Boeynaems v. LA Fitness Int’l LLC, Nos. 10-2326, 11- 2644, 2012 WL 3536306 (E.D. Pa. Aug. 16, 2012)
Here, the court considered cost allocation in discovery prior to class certification and, taking into account Defendant’s already significant production and related expenditures, concluded that “where (1) class certification is pending, and (2) the plaintiffs have asked for very extensive discovery, compliance with which will be very expensive, that absent compelling equitable circumstances to the contrary, the plaintiffs should pay for the discovery they seek.” Thus, Plaintiffs were ordered to bear the costs of additional discovery “at least until the class action determination is made.”
In this case, Plaintiffs sought the production of additional discovery prior to the court’s determination regarding class certification. Defendant opposed additional discovery arguing that it had already undertaken substantial discovery efforts and that the additional requested discovery was “burdensome and not relevant to the issues in the case, particularly given that Plaintiffs have already secured a great deal of discovery, but the Court has not yet certified a class.” Considering the asymmetrical nature of discovery in the litigation (namely that the bulk of the discovery obligations fell to the Defendant), cost shifting cases from around the country, and the specific representations of Defendant regarding the significant efforts already undertaken and the estimated costs to perform the requested discovery, the court ultimately concluded that cost shifting was appropriate.
Laying out its ruling, the court stated:
Based on the legal discussion above and extensive review of the parties positions, the Court mandates cost allocation as fair and appropriate. The Court concludes that where (1) class certification is pending, and (2) the plaintiffs have asked for very extensive discovery, compliance with which will be very expensive, that absent compelling equitable circumstances to the contrary, the plaintiffs should pay for the discovery they seek. If the plaintiffs have confidence in their contention that the Court should certify the class, then the plaintiffs should have no objection to making an investment. Where the burden of discovery expense is almost entirely on the defendant, principally because the plaintiffs seek class certification, then the plaintiffs should share the costs.

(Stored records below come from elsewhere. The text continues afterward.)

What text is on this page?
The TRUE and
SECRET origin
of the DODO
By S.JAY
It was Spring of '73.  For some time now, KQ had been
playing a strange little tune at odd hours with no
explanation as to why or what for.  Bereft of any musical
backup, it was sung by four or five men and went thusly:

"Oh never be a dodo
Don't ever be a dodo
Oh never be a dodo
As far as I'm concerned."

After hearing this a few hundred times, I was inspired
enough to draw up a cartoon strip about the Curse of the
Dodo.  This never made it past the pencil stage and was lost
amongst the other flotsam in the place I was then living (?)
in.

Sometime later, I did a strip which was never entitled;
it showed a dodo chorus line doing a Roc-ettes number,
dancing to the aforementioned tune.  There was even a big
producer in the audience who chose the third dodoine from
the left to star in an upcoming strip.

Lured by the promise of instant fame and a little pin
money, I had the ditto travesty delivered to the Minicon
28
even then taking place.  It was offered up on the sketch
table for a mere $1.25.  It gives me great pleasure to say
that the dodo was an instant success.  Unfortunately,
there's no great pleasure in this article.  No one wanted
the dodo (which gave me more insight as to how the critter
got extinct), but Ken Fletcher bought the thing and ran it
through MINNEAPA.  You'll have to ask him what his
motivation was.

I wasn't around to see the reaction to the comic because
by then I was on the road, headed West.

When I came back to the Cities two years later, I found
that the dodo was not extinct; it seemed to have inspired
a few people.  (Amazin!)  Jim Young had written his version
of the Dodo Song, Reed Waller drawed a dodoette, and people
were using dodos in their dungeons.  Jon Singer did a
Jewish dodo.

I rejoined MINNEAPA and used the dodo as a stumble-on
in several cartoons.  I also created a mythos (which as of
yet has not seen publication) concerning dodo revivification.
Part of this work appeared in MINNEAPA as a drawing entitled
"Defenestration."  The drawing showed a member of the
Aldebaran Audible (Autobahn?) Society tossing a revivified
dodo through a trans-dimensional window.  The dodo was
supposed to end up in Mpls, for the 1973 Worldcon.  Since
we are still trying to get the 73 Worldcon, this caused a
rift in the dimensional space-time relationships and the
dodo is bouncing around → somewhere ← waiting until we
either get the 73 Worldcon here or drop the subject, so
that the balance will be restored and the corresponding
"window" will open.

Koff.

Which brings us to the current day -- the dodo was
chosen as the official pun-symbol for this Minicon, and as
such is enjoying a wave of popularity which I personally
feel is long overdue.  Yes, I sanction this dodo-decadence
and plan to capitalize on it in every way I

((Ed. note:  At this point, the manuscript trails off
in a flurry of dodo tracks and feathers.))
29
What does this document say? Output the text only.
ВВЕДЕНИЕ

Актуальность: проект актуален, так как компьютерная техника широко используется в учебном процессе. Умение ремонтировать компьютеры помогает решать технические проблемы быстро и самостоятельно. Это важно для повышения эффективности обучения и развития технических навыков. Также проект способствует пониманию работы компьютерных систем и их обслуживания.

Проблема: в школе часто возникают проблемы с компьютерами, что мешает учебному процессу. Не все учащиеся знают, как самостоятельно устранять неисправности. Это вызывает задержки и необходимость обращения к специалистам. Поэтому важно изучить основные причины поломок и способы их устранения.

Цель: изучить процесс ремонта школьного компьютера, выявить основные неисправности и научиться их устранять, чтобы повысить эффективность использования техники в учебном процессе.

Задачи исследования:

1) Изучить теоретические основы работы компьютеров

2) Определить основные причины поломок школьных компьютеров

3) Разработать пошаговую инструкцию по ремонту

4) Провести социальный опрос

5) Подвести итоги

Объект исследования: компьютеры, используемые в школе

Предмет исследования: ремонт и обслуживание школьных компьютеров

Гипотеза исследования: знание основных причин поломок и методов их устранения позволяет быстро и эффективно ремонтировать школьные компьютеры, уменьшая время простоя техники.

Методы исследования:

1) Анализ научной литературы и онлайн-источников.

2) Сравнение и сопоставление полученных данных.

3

*12 Plaintiffs seek to represent a very extensive class, and if, as Plaintiffs anticipate, their class action motion is granted, this case will suddenly turn from a routine case to a major financial exposure for Defendant. The Hydrogen Peroxide decision and its progeny require that the Court make a very detailed analysis as to whether Plaintiffs can meet their Rule 23 burdens. Plaintiffs have already amassed, mostly at Defendant’s expense, a very large set of documents that may be probative as to the class action issue.
The Court is persuaded, it appearing that Defendant has borne all of the costs of complying with Plaintiffs’ discovery to date, that the cost burdens must now shift to Plaintiffs, if Plaintiffs believe that they need additional discovery. In other words, given the large amount of information Defendant has already provided, Plaintiffs need to assess the value of additional discovery for their class action motion. If Plaintiffs conclude that additional discovery is not only relevant, but important to proving that a class should be certified, then Plaintiffs should pay for that additional discovery from this date forward, at least until the class action determination is made.
The Court is firmly of the view that discovery burdens should not force either party to succumb to a settlement that is based on the cost of litigation rather than the merits of the case.
Accordingly, Plaintiffs were ordered to identify the additional discovery they sought to have produced and Defendant was ordered to respond by “summarizing [its] internal cost for providing this information” including “the appropriately allocated salaries of individuals employed by Defendant who participate in supplying the information which Plaintiffs request, including managers, in-house counsel, paralegals, computer technicians and others involved in the retrieval and production of Defendant’s ESI.” If, upon receiving that information, Plaintiffs continued to desire the requested production, they would be required to make prompt payment to the Defendant.
Relying on the metaphor of a “discovery fence,” the court also identified those categories of information which were properly discoverable and those which were not. For those “inside the fence,” discovery would be allowed at Plaintiffs’ cost. For those outside, no discovery would be allowed, even if Plaintiffs offered to pay.